The Form 144 documents an insider disposal of common stock via Merrill Lynch with a stated aggregate market value of $3,268,824.57. The filing clearly itemizes acquisition dates and means: equity compensation (55,881 shares) and open-market purchases (100,000 shares in August 2024). The schedule of trades in the prior three months shows 15 transactions totaling 250,888 shares with reported gross proceeds per trade. From an investor-analysis standpoint, these are disclosed sales by an insider and are properly reported under Rule 144; they amount to a small fraction of outstanding shares (the proposed sale is ~0.11% of shares outstanding). No earnings, operational or forward-looking information is provided in this filing.
TL;DR: The filing reflects routine insider selling with complete transaction detail; compliance appears intact.

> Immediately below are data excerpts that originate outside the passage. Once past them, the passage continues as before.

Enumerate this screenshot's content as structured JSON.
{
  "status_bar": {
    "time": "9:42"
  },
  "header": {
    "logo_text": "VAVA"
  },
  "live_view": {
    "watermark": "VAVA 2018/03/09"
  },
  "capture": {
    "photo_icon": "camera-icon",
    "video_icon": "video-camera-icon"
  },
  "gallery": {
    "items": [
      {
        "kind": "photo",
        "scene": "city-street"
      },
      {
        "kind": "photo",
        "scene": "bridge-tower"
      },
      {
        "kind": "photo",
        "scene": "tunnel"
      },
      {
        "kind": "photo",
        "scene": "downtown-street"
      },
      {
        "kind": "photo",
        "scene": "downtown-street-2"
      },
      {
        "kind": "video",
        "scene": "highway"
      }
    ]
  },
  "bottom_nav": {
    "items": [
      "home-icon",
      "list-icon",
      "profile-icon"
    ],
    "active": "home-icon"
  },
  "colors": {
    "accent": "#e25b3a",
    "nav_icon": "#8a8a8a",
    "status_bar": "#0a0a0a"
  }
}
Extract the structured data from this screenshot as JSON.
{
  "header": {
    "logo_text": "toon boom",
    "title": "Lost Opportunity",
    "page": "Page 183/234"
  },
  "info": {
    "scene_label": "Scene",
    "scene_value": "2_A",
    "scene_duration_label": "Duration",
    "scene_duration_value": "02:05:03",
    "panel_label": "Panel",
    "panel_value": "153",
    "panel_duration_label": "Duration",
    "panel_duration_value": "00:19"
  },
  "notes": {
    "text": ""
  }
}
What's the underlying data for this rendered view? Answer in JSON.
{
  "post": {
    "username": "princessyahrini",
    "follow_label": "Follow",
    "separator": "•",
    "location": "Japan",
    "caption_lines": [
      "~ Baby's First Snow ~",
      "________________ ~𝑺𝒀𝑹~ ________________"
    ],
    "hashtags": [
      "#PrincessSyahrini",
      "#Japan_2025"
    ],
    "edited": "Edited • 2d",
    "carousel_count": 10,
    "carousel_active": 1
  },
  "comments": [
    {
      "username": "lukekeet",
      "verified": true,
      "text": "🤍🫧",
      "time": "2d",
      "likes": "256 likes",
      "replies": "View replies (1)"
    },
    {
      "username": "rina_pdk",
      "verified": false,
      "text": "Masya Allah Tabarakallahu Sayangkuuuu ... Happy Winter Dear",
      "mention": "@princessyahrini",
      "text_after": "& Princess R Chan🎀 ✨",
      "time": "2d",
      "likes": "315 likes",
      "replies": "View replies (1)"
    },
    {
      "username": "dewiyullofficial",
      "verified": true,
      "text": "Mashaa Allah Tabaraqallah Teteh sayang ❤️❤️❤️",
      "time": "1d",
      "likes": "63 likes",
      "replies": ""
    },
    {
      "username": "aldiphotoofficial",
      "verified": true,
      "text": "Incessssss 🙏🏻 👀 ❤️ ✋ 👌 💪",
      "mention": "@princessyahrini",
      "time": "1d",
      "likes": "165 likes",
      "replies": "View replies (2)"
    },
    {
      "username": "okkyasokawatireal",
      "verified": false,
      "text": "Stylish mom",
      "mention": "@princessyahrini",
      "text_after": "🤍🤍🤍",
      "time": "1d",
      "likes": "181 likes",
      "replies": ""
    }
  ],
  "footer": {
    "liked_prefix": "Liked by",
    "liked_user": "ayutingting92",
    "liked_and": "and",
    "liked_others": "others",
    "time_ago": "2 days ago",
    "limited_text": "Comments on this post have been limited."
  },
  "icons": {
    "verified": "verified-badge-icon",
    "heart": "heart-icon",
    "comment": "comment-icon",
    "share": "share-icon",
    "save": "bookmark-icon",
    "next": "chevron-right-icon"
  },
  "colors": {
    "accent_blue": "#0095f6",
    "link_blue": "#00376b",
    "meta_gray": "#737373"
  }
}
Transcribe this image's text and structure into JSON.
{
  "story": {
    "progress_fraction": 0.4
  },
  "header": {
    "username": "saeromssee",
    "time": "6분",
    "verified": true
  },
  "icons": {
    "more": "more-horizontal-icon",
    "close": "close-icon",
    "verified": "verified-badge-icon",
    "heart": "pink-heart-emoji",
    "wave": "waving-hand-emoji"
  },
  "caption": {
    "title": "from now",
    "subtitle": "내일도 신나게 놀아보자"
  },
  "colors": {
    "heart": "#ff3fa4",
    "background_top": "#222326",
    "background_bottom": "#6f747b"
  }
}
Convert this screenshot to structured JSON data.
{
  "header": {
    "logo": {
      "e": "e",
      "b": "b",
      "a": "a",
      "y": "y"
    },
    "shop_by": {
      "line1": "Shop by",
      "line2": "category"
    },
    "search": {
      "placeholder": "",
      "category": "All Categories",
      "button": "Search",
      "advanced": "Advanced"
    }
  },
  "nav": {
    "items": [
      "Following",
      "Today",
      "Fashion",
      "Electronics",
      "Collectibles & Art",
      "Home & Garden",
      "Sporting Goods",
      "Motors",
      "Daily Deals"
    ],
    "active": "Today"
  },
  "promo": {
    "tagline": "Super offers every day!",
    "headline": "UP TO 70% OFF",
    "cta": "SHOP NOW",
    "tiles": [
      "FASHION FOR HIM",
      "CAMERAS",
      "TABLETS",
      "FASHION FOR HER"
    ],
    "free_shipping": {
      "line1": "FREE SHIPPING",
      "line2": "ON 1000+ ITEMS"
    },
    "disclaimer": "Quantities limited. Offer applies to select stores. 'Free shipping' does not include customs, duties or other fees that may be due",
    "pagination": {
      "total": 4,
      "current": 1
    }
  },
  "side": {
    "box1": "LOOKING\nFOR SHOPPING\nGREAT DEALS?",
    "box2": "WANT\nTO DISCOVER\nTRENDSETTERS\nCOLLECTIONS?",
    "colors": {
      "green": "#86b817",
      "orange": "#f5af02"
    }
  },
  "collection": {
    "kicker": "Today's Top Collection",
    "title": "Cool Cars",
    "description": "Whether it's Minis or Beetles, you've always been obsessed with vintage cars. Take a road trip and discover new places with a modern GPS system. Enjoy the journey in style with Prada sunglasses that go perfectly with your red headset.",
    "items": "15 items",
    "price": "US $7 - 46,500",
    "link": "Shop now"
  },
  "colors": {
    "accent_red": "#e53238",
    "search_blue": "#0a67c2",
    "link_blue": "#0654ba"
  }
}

The Form 144 includes acquisition method and payment details for the securities to be sold and lists recent dispositions during the past three months. The document contains the customary representation that the seller is not aware of undisclosed material adverse information. This filing meets the disclosure requirements for a Rule 144 notice and provides sufficient transactional detail for stakeholders to assess the magnitude and timing of insider sales. The filing does not include any corporate governance changes or allegations of impropriety.